Artificial Intelligence and Machine Learning to Improve Evidence Synthesis Production Efficiency: An Observational Study of Resource Use and Time-to-Completion
Introduction
Evidence syntheses are crucial in healthcare and elsewhere but are resource-intensive, often taking years to produce. Artificial intelligence and machine learning (AI/ML) tools may improve production efficiency in certain review phases, but little is known about their impact on entire reviews.
Methods
We performed prespecified analyses of a convenience sample of eligible healthcare- or welfare-related reviews commissioned at the Norwegian Institute of Public Health between August 1 2020 (first commission to use AI/ML) and January 31 2023 (administrative cut-off). The main exposures were AI/ML use following an internal support team's recommendation versus no use. Ranking (e.g., priority screening), classification (e.g., study design), clustering (e.g., documents), and bibliometric analysis (e.g., OpenAlex) tools were included, but we did not include or exclude specific tools. Generative AI tools were not widely available during the study period.

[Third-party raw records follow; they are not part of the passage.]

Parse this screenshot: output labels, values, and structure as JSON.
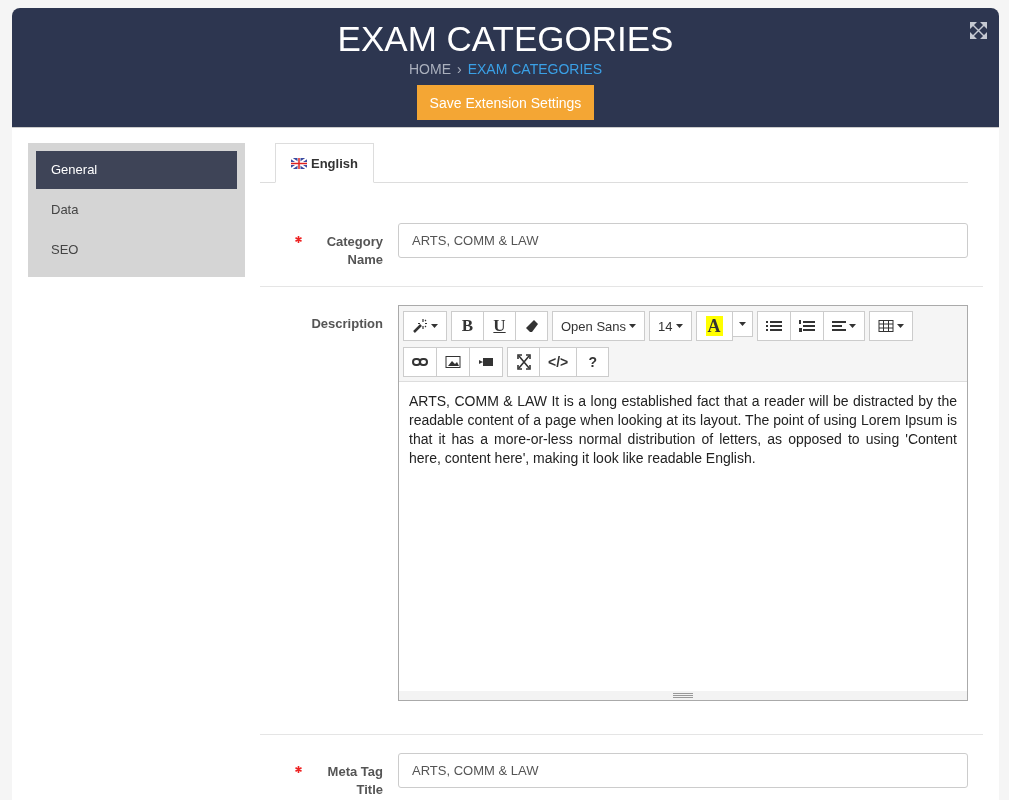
{
  "header": {
    "title": "EXAM CATEGORIES",
    "breadcrumb": [
      {
        "label": "HOME",
        "selected": false
      },
      {
        "label": "EXAM CATEGORIES",
        "selected": true
      }
    ],
    "breadcrumb_separator": "›",
    "save_button": "Save Extension Settings"
  },
  "sidebar": {
    "items": [
      {
        "label": "General",
        "selected": true
      },
      {
        "label": "Data",
        "selected": false
      },
      {
        "label": "SEO",
        "selected": false
      }
    ]
  },
  "language_tabs": [
    {
      "label": "English",
      "selected": true
    }
  ],
  "fields": [
    {
      "kind": "input",
      "label": "Category Name",
      "required": true,
      "value": "ARTS, COMM & LAW"
    },
    {
      "kind": "editor",
      "label": "Description",
      "required": false,
      "toolbar": [
        [
          {
            "kind": "magic"
          }
        ],
        [
          {
            "kind": "bold",
            "label": "B"
          },
          {
            "kind": "underline",
            "label": "U"
          },
          {
            "kind": "eraser"
          }
        ],
        [
          {
            "kind": "dropdown",
            "label": "Open Sans"
          }
        ],
        [
          {
            "kind": "dropdown",
            "label": "14"
          }
        ],
        [
          {
            "kind": "color",
            "label": "A"
          },
          {
            "kind": "caret"
          }
        ],
        [
          {
            "kind": "ul"
          },
          {
            "kind": "ol"
          },
          {
            "kind": "align"
          }
        ],
        [
          {
            "kind": "table"
          }
        ],
        [
          {
            "kind": "link"
          },
          {
            "kind": "image"
          },
          {
            "kind": "video"
          }
        ],
        [
          {
            "kind": "fullscreen"
          },
          {
            "kind": "text",
            "label": "</>"
          },
          {
            "kind": "text",
            "label": "?"
          }
        ]
      ],
      "value": "ARTS, COMM & LAW It is a long established fact that a reader will be distracted by the readable content of a page when looking at its layout. The point of using Lorem Ipsum is that it has a more-or-less normal distribution of letters, as opposed to using 'Content here, content here', making it look like readable English."
    },
    {
      "kind": "input",
      "label": "Meta Tag Title",
      "required": true,
      "value": "ARTS, COMM & LAW"
    }
  ]
}
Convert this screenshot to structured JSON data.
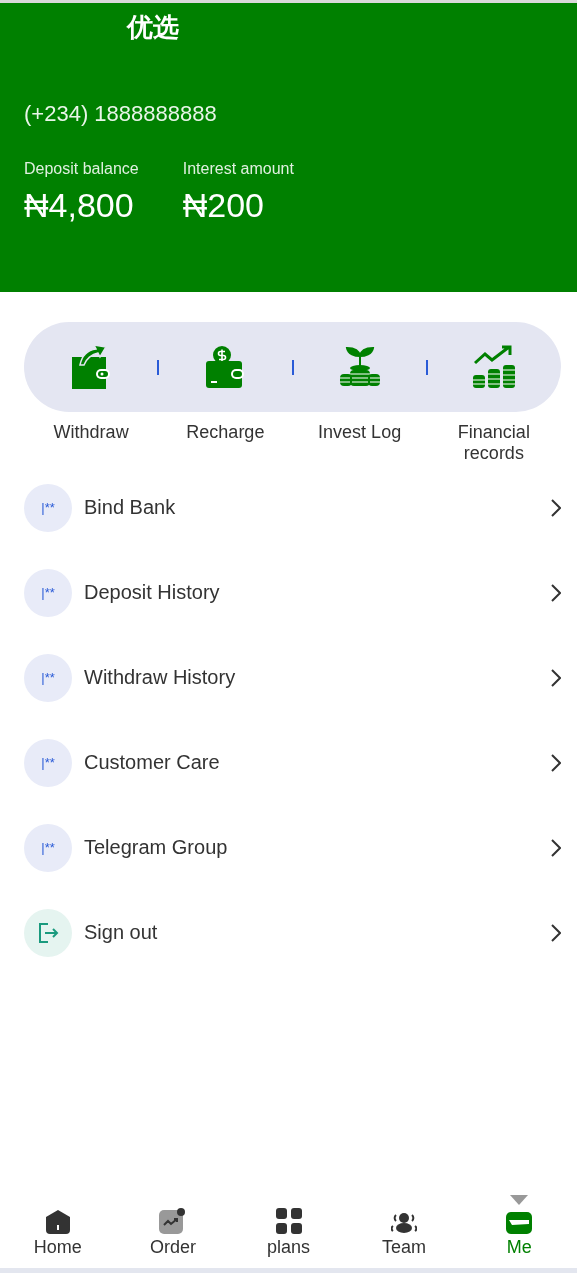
{
  "header": {
    "title": "优选",
    "phone": "(+234) 1888888888",
    "stats": [
      {
        "label": "Deposit balance",
        "value": "₦4,800"
      },
      {
        "label": "Interest amount",
        "value": "₦200"
      }
    ]
  },
  "actions": [
    {
      "kind": "withdraw",
      "label": "Withdraw"
    },
    {
      "kind": "recharge",
      "label": "Recharge"
    },
    {
      "kind": "invest",
      "label": "Invest Log"
    },
    {
      "kind": "records",
      "label": "Financial records"
    }
  ],
  "menu": [
    {
      "kind": "glyph",
      "glyph": "|**",
      "label": "Bind Bank"
    },
    {
      "kind": "glyph",
      "glyph": "|**",
      "label": "Deposit History"
    },
    {
      "kind": "glyph",
      "glyph": "|**",
      "label": "Withdraw History"
    },
    {
      "kind": "glyph",
      "glyph": "|**",
      "label": "Customer Care"
    },
    {
      "kind": "glyph",
      "glyph": "|**",
      "label": "Telegram Group"
    },
    {
      "kind": "signout",
      "label": "Sign out"
    }
  ],
  "tabbar": [
    {
      "kind": "home",
      "label": "Home",
      "selected": false
    },
    {
      "kind": "order",
      "label": "Order",
      "selected": false
    },
    {
      "kind": "plans",
      "label": "plans",
      "selected": false
    },
    {
      "kind": "team",
      "label": "Team",
      "selected": false
    },
    {
      "kind": "me",
      "label": "Me",
      "selected": true
    }
  ]
}
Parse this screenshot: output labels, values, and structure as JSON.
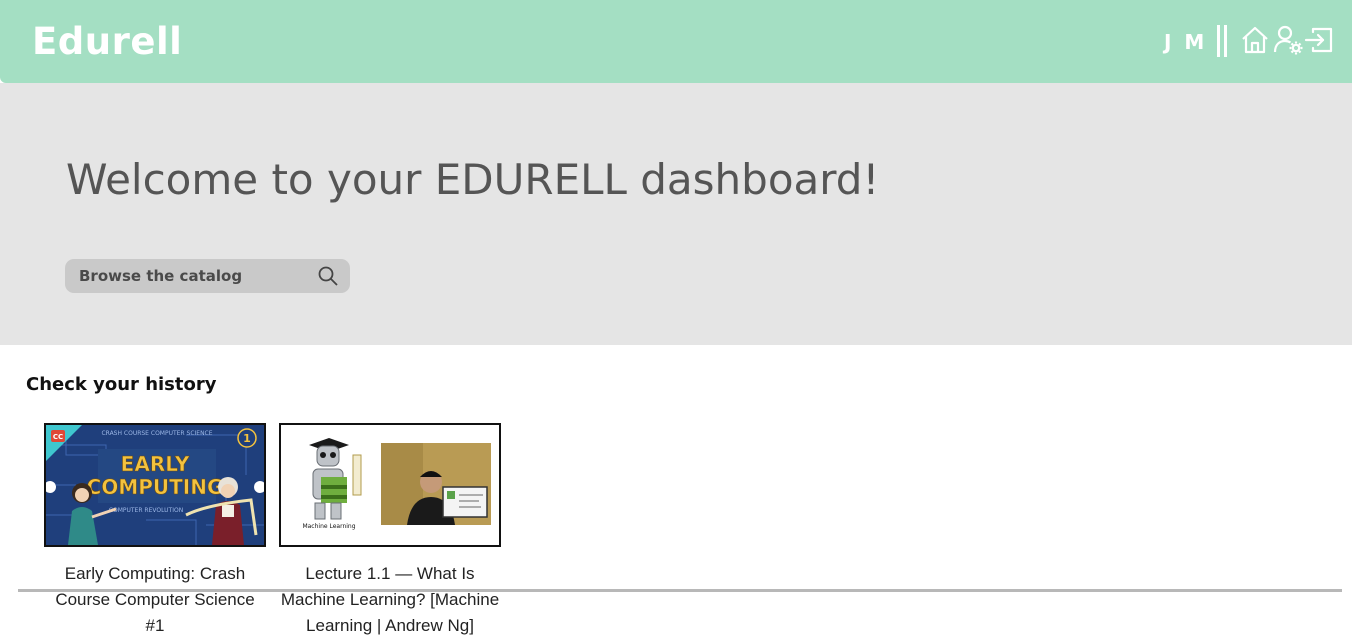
{
  "header": {
    "brand": "Edurell",
    "user_initials": "J M",
    "colors": {
      "bar": "#a4dfc3",
      "text": "#ffffff"
    },
    "icons": [
      "home-icon",
      "user-settings-icon",
      "logout-icon"
    ]
  },
  "hero": {
    "title": "Welcome to your EDURELL dashboard!",
    "search_placeholder": "Browse the catalog",
    "search_icon": "search-icon",
    "background": "#e5e5e5"
  },
  "history": {
    "heading": "Check your history",
    "videos": [
      {
        "title": "Early Computing: Crash Course Computer Science #1",
        "thumbnail": {
          "badge": "CC",
          "episode": "1",
          "banner": "CRASH COURSE COMPUTER SCIENCE",
          "line1": "EARLY",
          "line2": "COMPUTING",
          "subtitle": "COMPUTER REVOLUTION"
        }
      },
      {
        "title": "Lecture 1.1 — What Is Machine Learning? [Machine Learning | Andrew Ng]",
        "thumbnail": {
          "caption": "Machine Learning"
        }
      }
    ]
  }
}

The outcomes were resources (person-hours) and time from commission to completion (approval for delivery, including peer review; weeks). Analyses accounted for nonrandomized assignment and censored outcomes (reviews ongoing at cut-off). Researchers classifying exposures were blinded to outcomes. The statistician was blinded to exposure.
Results
Among 39 reviews, 7 (18%) were health technology assessments versus systematic reviews, 19 (49%) focused on healthcare versus welfare, 18 (46%) planned meta-analysis, and 3 (8%) were ongoing at cut-off. AI/ML tools were used in 27 (69%) reviews. Reviews that used AI/ML as recommended used more resources (mean 667 vs. 291 person-hours) but were completed slightly faster (27.6 vs. 28.2 weeks). These differences were not statistically significant (relative resource use 3.71; 95% CI: 0.36–37.95; p = 0.269; relative time-to-completion: 0.92; 95% CI: 0.53–1.58; p = 0.753).
Conclusions
Associations between AI/ML use and the outcomes remains uncertain. Multicenter studies or meta-analyses may be needed to determine if these tools meaningfully reduce resource use and time to produce evidence syntheses.